Aggiungerei che sono una gran paurosa, è stato difficile abituarmi a dormire in una casa che non è la mia, sopratutto quando sapevo che le mie coinquiline non sarebbero tornate per la notte. Così fin dalla prima volta che mi è capitato, ho imparato ad adottare un metodo: lasciavo la serranda sempre aperta per metà, per far penetrare un po' di luce, e così facendo ho notato che nel palazzo di fronte, una famiglia stava guardando un film in salotto, accomodata sui divani -ammetto di aver sbirciato un po'-. Ho avuto un flashback pensando a tutte le volte che facevo lo stesso con i miei genitori, così mi sono infilata sotto le coperte con quella finestra illuminata davanti alla mia e mi sono sentita un po' più a casa.

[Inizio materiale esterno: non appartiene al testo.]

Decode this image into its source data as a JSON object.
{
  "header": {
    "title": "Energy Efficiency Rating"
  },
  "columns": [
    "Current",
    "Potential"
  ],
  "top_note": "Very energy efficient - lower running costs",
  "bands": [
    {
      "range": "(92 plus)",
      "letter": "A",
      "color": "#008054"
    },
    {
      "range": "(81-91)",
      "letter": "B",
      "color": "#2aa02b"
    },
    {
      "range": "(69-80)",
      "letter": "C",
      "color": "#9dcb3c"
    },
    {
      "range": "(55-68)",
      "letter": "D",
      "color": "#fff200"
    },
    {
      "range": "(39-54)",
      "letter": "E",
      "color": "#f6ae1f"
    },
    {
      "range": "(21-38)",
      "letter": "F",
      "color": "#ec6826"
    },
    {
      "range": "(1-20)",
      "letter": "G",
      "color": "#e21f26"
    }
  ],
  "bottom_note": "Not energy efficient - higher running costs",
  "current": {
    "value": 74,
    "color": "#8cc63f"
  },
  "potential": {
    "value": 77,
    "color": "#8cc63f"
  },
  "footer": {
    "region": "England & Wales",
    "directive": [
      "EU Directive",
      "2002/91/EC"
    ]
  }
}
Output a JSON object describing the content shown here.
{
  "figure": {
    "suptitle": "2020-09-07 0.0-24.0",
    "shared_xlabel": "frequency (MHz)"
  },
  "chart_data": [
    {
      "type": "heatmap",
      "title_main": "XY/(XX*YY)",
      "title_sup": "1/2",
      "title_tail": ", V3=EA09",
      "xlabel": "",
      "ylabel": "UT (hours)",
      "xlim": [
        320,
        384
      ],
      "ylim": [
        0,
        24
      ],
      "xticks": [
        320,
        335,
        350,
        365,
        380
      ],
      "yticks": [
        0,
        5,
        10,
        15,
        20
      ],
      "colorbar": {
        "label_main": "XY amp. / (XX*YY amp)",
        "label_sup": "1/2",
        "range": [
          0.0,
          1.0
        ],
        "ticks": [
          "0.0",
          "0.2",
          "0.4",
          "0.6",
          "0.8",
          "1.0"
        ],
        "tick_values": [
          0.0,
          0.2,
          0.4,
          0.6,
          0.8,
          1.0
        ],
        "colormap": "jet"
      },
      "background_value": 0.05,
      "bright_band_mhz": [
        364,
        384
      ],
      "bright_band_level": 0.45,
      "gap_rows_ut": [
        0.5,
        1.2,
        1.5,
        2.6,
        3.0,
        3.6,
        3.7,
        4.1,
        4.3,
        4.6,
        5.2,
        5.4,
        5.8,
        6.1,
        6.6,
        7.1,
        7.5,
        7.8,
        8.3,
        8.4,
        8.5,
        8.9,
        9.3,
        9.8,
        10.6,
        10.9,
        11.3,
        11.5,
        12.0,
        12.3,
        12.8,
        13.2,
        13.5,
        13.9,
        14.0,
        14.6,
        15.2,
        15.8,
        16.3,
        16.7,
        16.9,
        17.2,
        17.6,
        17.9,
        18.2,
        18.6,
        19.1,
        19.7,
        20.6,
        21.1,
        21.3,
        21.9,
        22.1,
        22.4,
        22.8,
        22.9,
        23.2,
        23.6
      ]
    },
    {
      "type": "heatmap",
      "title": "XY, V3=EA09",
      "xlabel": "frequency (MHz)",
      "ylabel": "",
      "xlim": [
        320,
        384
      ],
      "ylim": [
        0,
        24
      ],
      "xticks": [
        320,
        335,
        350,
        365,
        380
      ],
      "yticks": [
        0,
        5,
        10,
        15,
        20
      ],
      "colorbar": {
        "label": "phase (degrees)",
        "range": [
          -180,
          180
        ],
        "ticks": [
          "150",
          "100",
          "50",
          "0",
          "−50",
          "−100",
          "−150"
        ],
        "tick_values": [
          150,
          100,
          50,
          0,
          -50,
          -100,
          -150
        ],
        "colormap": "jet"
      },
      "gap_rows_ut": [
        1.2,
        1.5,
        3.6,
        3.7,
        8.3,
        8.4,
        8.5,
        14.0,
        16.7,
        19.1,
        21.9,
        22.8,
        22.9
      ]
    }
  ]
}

In ogni caso, mi sento molto fortunata perché ho un complice in questo mio “viaggio”, un fidanzato dolce, paziente e sempre disponibile a venirmi incontro e aiutarmi quando ne ho bisogno. Lascia tutto per correre da me quando sto male e penso di avere la febbre, quando mi sento un po' triste e nostalgica, ma anche soltanto quando mi lamento del fatto che ho terminato le bottiglie d'acqua ed è troppo pesante, per me, portarle a piedi o in bicicletta dalla Coop a casa mia.
È rassicurante sapere di avere una persona al tuo fianco, una colonna portante, che quando vacilli un po' e senti che stai per cadere, ti rimette in piedi e ti sostiene fin quando non è sicuro che riesci di nuovo a reggerti sulle tue gambe. Mi sento a casa quando la notte, dopo una giornata stressante all'insegna delle lezioni e dei mille impegni, viene a trovarmi e mi stringe a sé. È il momento in cui realizzo che anche un altro giorno, in un modo o nell'altro è passato, e l'indomani non è ancora una mia preoccupazione. Non bisogna vivere la vita da fuori sede come un passaggio, un qualcosa che un domani ricorderai con un sorriso, qualche foto e nient'altro.
La vita da fuori sede è un mondo a sé, una realtà che si insedia nella tua vita e ti forma, ti cambia, ti fa maturare. Ne uscirai sicuramente diverso e sta a te scegliere se arrenderti alle difficoltà e gettare la spugna o rimboccarti le maniche e uscirne più forte.